Arc<str> vs String, is Arc<str> really faster?


I was watching The Primagen’s reaction to the video “Use Arc Instead of Vec” by Logan Smith, when after experiencing live-demo-syndrome, Prime raised the question whether or not cloning Arc<str> is always faster than cloning String, which I thought was a proposterous question, since malloc is obviously slow, since that’s what we’re always told. “Reduce allocations” is almost always the first thing to do when performing non datastructure-related optimisation.

The short (and possibly incorrect) answer is probably yes, cloning Arc<str> is faster than String in most cases, but that’s not what you’re here for.

How does this even work?

You might be wandering, “Why does this even work? I thought str always needs to be behind & or &mut, so why does Arc<str> still work? Look at this error message.”

Attempting to compile:

fn main() {
    let data: str = *"Hello, World!";
}

Results in this error:

error[E0277]: the size for values of type `str` cannot be known at compilation time
 --> error_str_size_not_known_at_runtime.rs:2:9
  |
2 |     let data: str = *"Hello, World!";
  |         ^^^^ doesn't have a size known at compile-time
  |
  = help: the trait `Sized` is not implemented for `str`
  = note: all local variables must have a statically known size
  = help: unsized locals are gated as an unstable feature
help: consider borrowing here
  |
2 |     let data: &str = *"Hello, World!";
  |               +

error: aborting due to previous error

For more information about this error, try `rustc --explain E0277`.

Well the answer to that is pretty simple: str is a Dynamically Sized Type (or DST for short), which is a result of it not implenting Sized, which means it can only exist behind a reference or a pointer, dropping is handled by simply deallocating the pointer. Any pointer to a DST is slightly different from normal pointer by the virtue of it being wide pointer, which the Rustonomicon describes using the following words:

Any pointer to a DST consequently becomes a wide pointer consisting of the pointer and the information that “completes” them.
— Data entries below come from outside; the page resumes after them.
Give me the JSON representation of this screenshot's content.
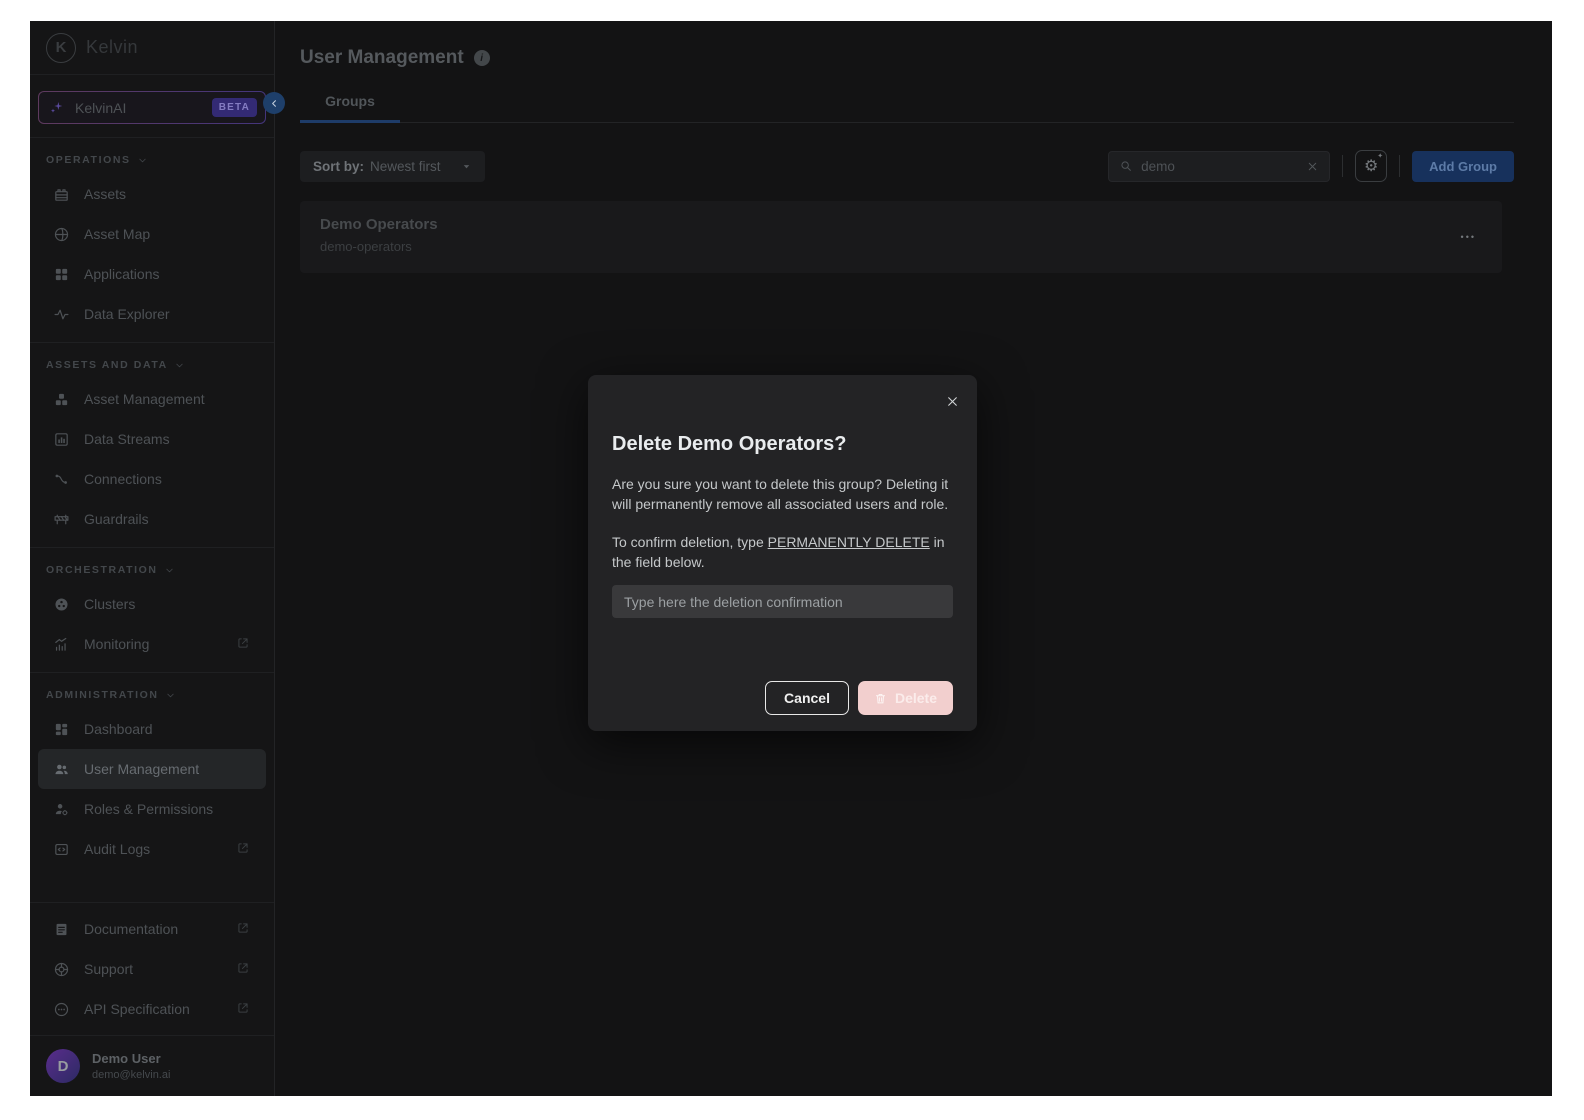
{
  "brand": {
    "name": "Kelvin",
    "logo_letter": "K"
  },
  "sidebar": {
    "ai": {
      "label": "KelvinAI",
      "badge": "BETA"
    },
    "sections": [
      {
        "label": "OPERATIONS",
        "items": [
          {
            "label": "Assets"
          },
          {
            "label": "Asset Map"
          },
          {
            "label": "Applications"
          },
          {
            "label": "Data Explorer"
          }
        ]
      },
      {
        "label": "ASSETS AND DATA",
        "items": [
          {
            "label": "Asset Management"
          },
          {
            "label": "Data Streams"
          },
          {
            "label": "Connections"
          },
          {
            "label": "Guardrails"
          }
        ]
      },
      {
        "label": "ORCHESTRATION",
        "items": [
          {
            "label": "Clusters"
          },
          {
            "label": "Monitoring",
            "external": true
          }
        ]
      },
      {
        "label": "ADMINISTRATION",
        "items": [
          {
            "label": "Dashboard"
          },
          {
            "label": "User Management",
            "active": true
          },
          {
            "label": "Roles & Permissions"
          },
          {
            "label": "Audit Logs",
            "external": true
          }
        ]
      }
    ],
    "links": [
      {
        "label": "Documentation"
      },
      {
        "label": "Support"
      },
      {
        "label": "API Specification"
      }
    ],
    "user": {
      "initial": "D",
      "name": "Demo User",
      "email": "demo@kelvin.ai"
    }
  },
  "header": {
    "title": "User Management",
    "tab": "Groups"
  },
  "toolbar": {
    "sort_label": "Sort by:",
    "sort_value": "Newest first",
    "search_value": "demo",
    "add_group": "Add Group"
  },
  "groups": [
    {
      "name": "Demo Operators",
      "slug": "demo-operators"
    }
  ],
  "modal": {
    "title": "Delete Demo Operators?",
    "body": "Are you sure you want to delete this group? Deleting it will permanently remove all associated users and role.",
    "confirm_prefix": "To confirm deletion, type ",
    "confirm_keyword": "PERMANENTLY DELETE",
    "confirm_suffix": " in the field below.",
    "placeholder": "Type here the deletion confirmation",
    "cancel": "Cancel",
    "delete": "Delete"
  },
  "icons": {
    "settings_gear": "⚙",
    "settings_spark": "✦",
    "row_menu": "•••",
    "info": "i"
  },
  "colors": {
    "accent_blue": "#1e3c69",
    "danger_pink": "#f2cfce",
    "beta_purple": "#332a74"
  }
}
But believe it or not, but str isn’t actually special, there are other DSTs such as [T] and dyn Trait. The information stored in the wide pointer is either the length in the case of [T] and str or the trait VTable in the case dyn Trait. But you can create your own DSTs as well, by having the last field of your struct be a DST. Which is exactly what Arc<T> does, it’s actually represented like this (omitting some irrelevant information):

pub struct Arc<
    T: ?Sized,
> {
    // For DSTs this turns into a wide pointer containing the necessary metadata
    // for ArcInner::<T>.data.
    ptr: NonNull<ArcInner<T>>,
    // a few Zero Sized Types follow this for some borrowing stuff and custom allocators.
}

// The ?Sized trait bound means the type is allowed to not implement Sized.
// By default all struct generics need to implement Sized.
struct ArcInner<T: ?Sized> {
    strong: atomic::AtomicUsize,
    weak: atomic::AtomicUsize,

    data: T,
}

This code was grabbed from the docs for Arc<T>. (You can see the code for any item in a crate by just clicking the source button on its docs page.)

Terminlogy

  • malloc refers to the C function which allocates new memory.
  • free refers to the C function which deallocates memory.
  • memcopy as the name implies, copies memory between memory locations.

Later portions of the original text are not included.